La placa de clavos: en la parte delantera de la suela, una placa rígida de material sintético o carbono lleva entre 6 y 8 agujeros roscados donde se atornillan los clavos. Los clavos son intercambiables y se seleccionan según la superficie y las condiciones.
Los clavos: cilindros de metal (acero o titanio) o cerámica con una punta cónica o piramidal. Los más comunes son los de punta piramidal (también llamados “pin”) para pista sintética. Se atornillan manualmente con una llave especial.
El upper (parte superior): extremadamente ligero, generalmente de tejidos de alta tecnología como el Flyknit de Nike o el Primeknit de Adidas. El objetivo es que el pie sienta que no lleva nada puesto.
El peso total: un spike de velocidad de élite pesa entre 90 y 130 gramos. Una zapatilla de running convencional puede pesar 250-300 gramos.
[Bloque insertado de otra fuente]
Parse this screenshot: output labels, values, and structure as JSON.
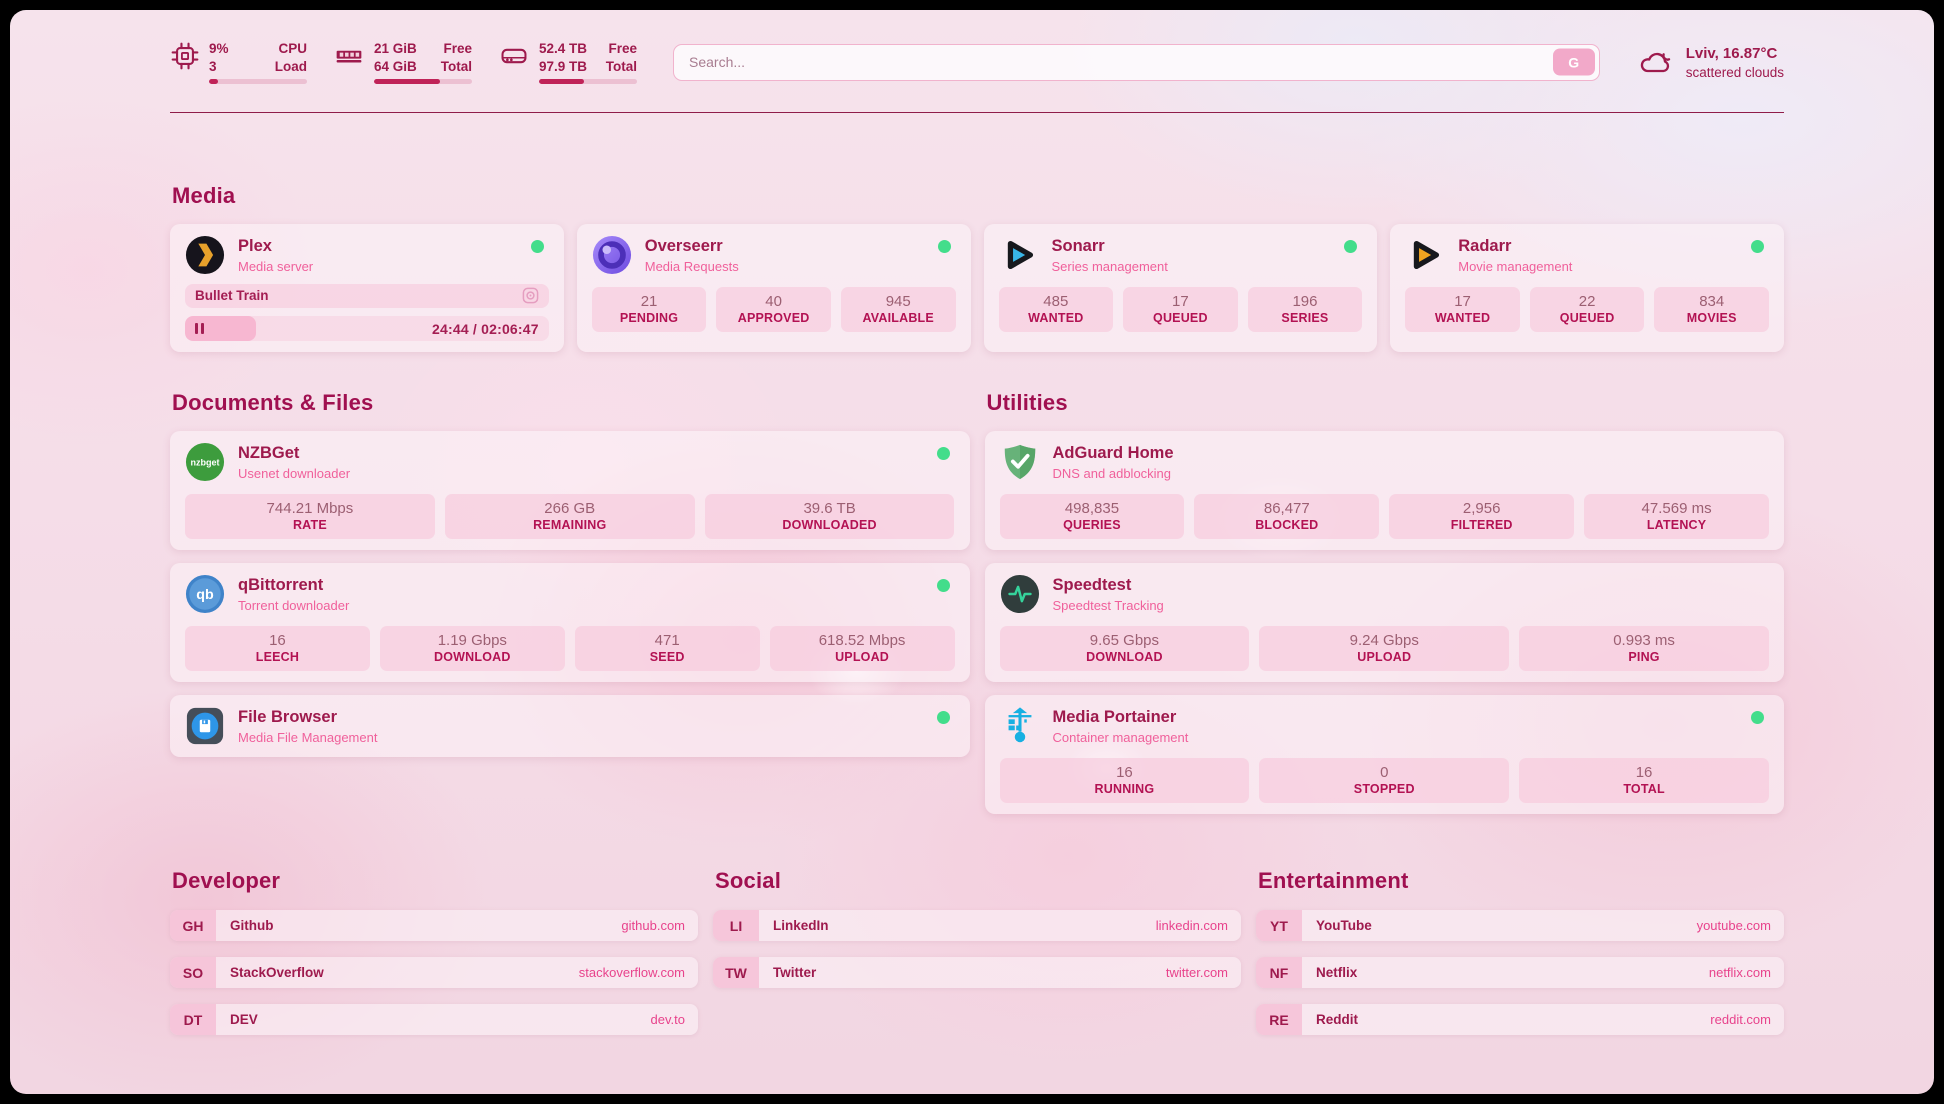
{
  "system_widgets": {
    "cpu": {
      "value_top": "9%",
      "value_bottom": "3",
      "label_top": "CPU",
      "label_bottom": "Load",
      "bar_pct": 9
    },
    "memory": {
      "value_top": "21 GiB",
      "value_bottom": "64 GiB",
      "label_top": "Free",
      "label_bottom": "Total",
      "bar_pct": 67
    },
    "disk": {
      "value_top": "52.4 TB",
      "value_bottom": "97.9 TB",
      "label_top": "Free",
      "label_bottom": "Total",
      "bar_pct": 46
    }
  },
  "search": {
    "placeholder": "Search...",
    "provider_button": "G"
  },
  "weather": {
    "location_temp": "Lviv, 16.87°C",
    "condition": "scattered clouds"
  },
  "service_groups": [
    {
      "title": "Media",
      "cards": [
        {
          "icon": "plex-icon",
          "title": "Plex",
          "subtitle": "Media server",
          "online": true,
          "now_playing": {
            "title": "Bullet Train",
            "time": "24:44 / 02:06:47",
            "progress_pct": 19.5
          }
        },
        {
          "icon": "overseerr-icon",
          "title": "Overseerr",
          "subtitle": "Media Requests",
          "online": true,
          "stats": [
            {
              "value": "21",
              "label": "PENDING"
            },
            {
              "value": "40",
              "label": "APPROVED"
            },
            {
              "value": "945",
              "label": "AVAILABLE"
            }
          ]
        },
        {
          "icon": "sonarr-icon",
          "title": "Sonarr",
          "subtitle": "Series management",
          "online": true,
          "stats": [
            {
              "value": "485",
              "label": "WANTED"
            },
            {
              "value": "17",
              "label": "QUEUED"
            },
            {
              "value": "196",
              "label": "SERIES"
            }
          ]
        },
        {
          "icon": "radarr-icon",
          "title": "Radarr",
          "subtitle": "Movie management",
          "online": true,
          "stats": [
            {
              "value": "17",
              "label": "WANTED"
            },
            {
              "value": "22",
              "label": "QUEUED"
            },
            {
              "value": "834",
              "label": "MOVIES"
            }
          ]
        }
      ]
    },
    {
      "title": "Documents & Files",
      "cards": [
        {
          "icon": "nzbget-icon",
          "title": "NZBGet",
          "subtitle": "Usenet downloader",
          "online": true,
          "stats": [
            {
              "value": "744.21 Mbps",
              "label": "RATE"
            },
            {
              "value": "266 GB",
              "label": "REMAINING"
            },
            {
              "value": "39.6 TB",
              "label": "DOWNLOADED"
            }
          ]
        },
        {
          "icon": "qbittorrent-icon",
          "title": "qBittorrent",
          "subtitle": "Torrent downloader",
          "online": true,
          "stats": [
            {
              "value": "16",
              "label": "LEECH"
            },
            {
              "value": "1.19 Gbps",
              "label": "DOWNLOAD"
            },
            {
              "value": "471",
              "label": "SEED"
            },
            {
              "value": "618.52 Mbps",
              "label": "UPLOAD"
            }
          ]
        },
        {
          "icon": "filebrowser-icon",
          "title": "File Browser",
          "subtitle": "Media File Management",
          "online": true,
          "stats": []
        }
      ]
    },
    {
      "title": "Utilities",
      "cards": [
        {
          "icon": "adguard-icon",
          "title": "AdGuard Home",
          "subtitle": "DNS and adblocking",
          "online": false,
          "stats": [
            {
              "value": "498,835",
              "label": "QUERIES"
            },
            {
              "value": "86,477",
              "label": "BLOCKED"
            },
            {
              "value": "2,956",
              "label": "FILTERED"
            },
            {
              "value": "47.569 ms",
              "label": "LATENCY"
            }
          ]
        },
        {
          "icon": "speedtest-icon",
          "title": "Speedtest",
          "subtitle": "Speedtest Tracking",
          "online": false,
          "stats": [
            {
              "value": "9.65 Gbps",
              "label": "DOWNLOAD"
            },
            {
              "value": "9.24 Gbps",
              "label": "UPLOAD"
            },
            {
              "value": "0.993 ms",
              "label": "PING"
            }
          ]
        },
        {
          "icon": "portainer-icon",
          "title": "Media Portainer",
          "subtitle": "Container management",
          "online": true,
          "stats": [
            {
              "value": "16",
              "label": "RUNNING"
            },
            {
              "value": "0",
              "label": "STOPPED"
            },
            {
              "value": "16",
              "label": "TOTAL"
            }
          ]
        }
      ]
    }
  ],
  "bookmark_groups": [
    {
      "title": "Developer",
      "links": [
        {
          "abbr": "GH",
          "name": "Github",
          "url": "github.com"
        },
        {
          "abbr": "SO",
          "name": "StackOverflow",
          "url": "stackoverflow.com"
        },
        {
          "abbr": "DT",
          "name": "DEV",
          "url": "dev.to"
        }
      ]
    },
    {
      "title": "Social",
      "links": [
        {
          "abbr": "LI",
          "name": "LinkedIn",
          "url": "linkedin.com"
        },
        {
          "abbr": "TW",
          "name": "Twitter",
          "url": "twitter.com"
        }
      ]
    },
    {
      "title": "Entertainment",
      "links": [
        {
          "abbr": "YT",
          "name": "YouTube",
          "url": "youtube.com"
        },
        {
          "abbr": "NF",
          "name": "Netflix",
          "url": "netflix.com"
        },
        {
          "abbr": "RE",
          "name": "Reddit",
          "url": "reddit.com"
        }
      ]
    }
  ],
  "colors": {
    "accent": "#9e1a4d",
    "subtitle_pink": "#f0609b",
    "status_online": "#43dd8b",
    "stat_label": "#b31253",
    "link_url": "#e8438c",
    "bar_fill": "#c02358"
  }
}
La normativa de World Athletics
World Athletics regula el calzado de competición con precisión:
- Longitud máxima de clavos: 9 mm en pistas sintéticas (tartan, mondo), 12 mm en hierba y tierra
- Número de clavos: sin límite máximo, pero en la práctica 6-8 es el estándar
- Altura de la suela: desde 2023, la normativa estableció un máximo de altura de suela para los spikes (similar a la regulación de las zapatillas de maratón), aunque los detalles específicos han sido debatidos
- Placa de carbono: permitida, pero con restricciones de rigidez para evitar que la zapatilla se convierta en un dispositivo mecánico que impulse al atleta
La revolución de los super-spikes
A partir de 2020-2021, los grandes fabricantes (Nike, Adidas, Puma) lanzaron una nueva generación de spikes para pista con placa de carbono en la suela, similar a la tecnología de las zapatillas de maratón de carbono que revolucionaron el fondo.
El efecto fue inmediato y espectacular:
- Karsten Warholm batió el récord del mundo de 400m vallas (en Tokio 2021) con los Puma EvoPeed Ultra de placa de carbono
- Sydney McLaughlin batió repetidamente el récord de 400m vallas femenino con spikes de nueva generación
- Numerosas marcas de referencia en 400m y 200m cayeron en la misma temporada
La polémica que generó fue similar a la del maratón: ¿hasta qué punto las mejoras son del atleta y hasta qué punto son de la tecnología? Los críticos argumentan que los récords actuales son menos comparables con los de épocas anteriores por la diferencia tecnológica. Los defensores señalan que el atletismo siempre ha evolucionado con la tecnología (pistas sintéticas, tacos de salida, cronometraje electrónico).
Los contratos con las marcas
Los velocistas de élite son algunos de los atletas más valiosos en términos de marketing para las marcas deportivas. Un sprinter como Usain Bolt tenía un contrato con Puma que se estimaba en 10 millones de dólares anuales en su período de mayor popularidad.
Actualmente, los contratos de los mejores velocistas del mundo con marcas como Nike, Adidas y Puma incluyen:
- Exclusividad de calzado y ropa de competición
- Royalties sobre ventas de zapatillas con su nombre
- Cachets por aparición en eventos de marketing
- Bonificaciones por récords del mundo o victorias olímpicas
Las zapatillas doradas de Michael Johnson en Atlanta 1996 fueron el caso más famoso de marketing vinculado a las zapatillas de sprint: Nike fabricó una edición especial exclusivamente para Johnson, y el impacto publicitario superó con creces el coste de producción.